Rep. Adam Schiff of California, the senior Democrat on the House Intelligence Committee, called Trump's claim of an embedded spy "nonsense."
"His 'demand' DOJ investigate something they know to be untrue is an abuse of power, and an effort to distract from his growing legal problems," Schiff said on Twitter. "Never mind that DOJ has warned that lives and alliances are at risk. He doesn't care."
Trump's extraordinary demand of the Justice Department alarmed many observers, who felt it not only violated presidential protocol but could have a chilling effect on federal law enforcement or its use of informants. Giuliani defended the president's actions.
"As the president's lawyer, I can't be concerned on what effect it may have," he said. "To me, there's not much of a difference between an informant's ongoing collection of information in a surreptitious way or a spy.
"If this guy was an FBI implant into the campaign," Giuliani said, "that's as offensive as Watergate."
The New York Times was the first to report that the FBI had an informant who met several times with Trump campaign officials who had suspicious contacts linked to Russia.
Giuliani said the information discovered by the source should eventually be made public and released to Congress, even if his identity is kept confidential.
The GOP-led House Intelligence Committee closed its Russian meddling probe last month, saying it found no evidence of collusion or coordination between Trump's campaign and Russia. Schiff and other committee Democrats were furious and argued that Republicans had not subpoenaed many witnessed they considered essential to the committee's work.

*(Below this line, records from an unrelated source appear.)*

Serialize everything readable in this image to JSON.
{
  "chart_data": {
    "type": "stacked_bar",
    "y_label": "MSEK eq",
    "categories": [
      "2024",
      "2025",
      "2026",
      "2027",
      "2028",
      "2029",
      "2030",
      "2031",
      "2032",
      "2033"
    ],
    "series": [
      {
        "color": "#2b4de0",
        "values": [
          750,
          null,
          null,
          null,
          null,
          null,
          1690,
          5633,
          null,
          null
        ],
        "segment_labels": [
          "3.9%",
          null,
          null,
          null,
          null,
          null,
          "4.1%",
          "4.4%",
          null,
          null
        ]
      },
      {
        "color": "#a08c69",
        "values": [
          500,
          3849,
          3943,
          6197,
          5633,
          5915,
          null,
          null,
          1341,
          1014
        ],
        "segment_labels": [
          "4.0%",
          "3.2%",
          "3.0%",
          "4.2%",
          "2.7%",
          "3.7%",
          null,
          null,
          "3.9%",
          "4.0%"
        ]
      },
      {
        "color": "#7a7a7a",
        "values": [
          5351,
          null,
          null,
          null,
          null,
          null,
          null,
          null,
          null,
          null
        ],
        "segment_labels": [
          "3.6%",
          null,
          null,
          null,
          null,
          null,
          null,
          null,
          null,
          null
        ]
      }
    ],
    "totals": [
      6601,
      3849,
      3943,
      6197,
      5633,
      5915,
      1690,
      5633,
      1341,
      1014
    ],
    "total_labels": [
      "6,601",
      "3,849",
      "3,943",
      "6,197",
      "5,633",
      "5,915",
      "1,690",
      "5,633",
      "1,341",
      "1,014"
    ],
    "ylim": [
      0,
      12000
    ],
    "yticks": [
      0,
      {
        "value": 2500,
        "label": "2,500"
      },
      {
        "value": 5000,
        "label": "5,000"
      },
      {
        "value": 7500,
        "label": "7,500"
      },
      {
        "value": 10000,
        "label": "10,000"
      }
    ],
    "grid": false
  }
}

Sunday was not the first time that Trump accused his predecessor of politically motivated activity against him.Without substantiation, Trump tweeted in March 2017 that former President Barack Obama had conducted surveillance the previous October at Trump Tower, the New York skyscraper where Trump ran his campaign and transition and maintains a residence. Comey later testified to Congress that internal reviews found no information to support the president's tweets. Trump later fired Comey over the bureau's Russia investigation.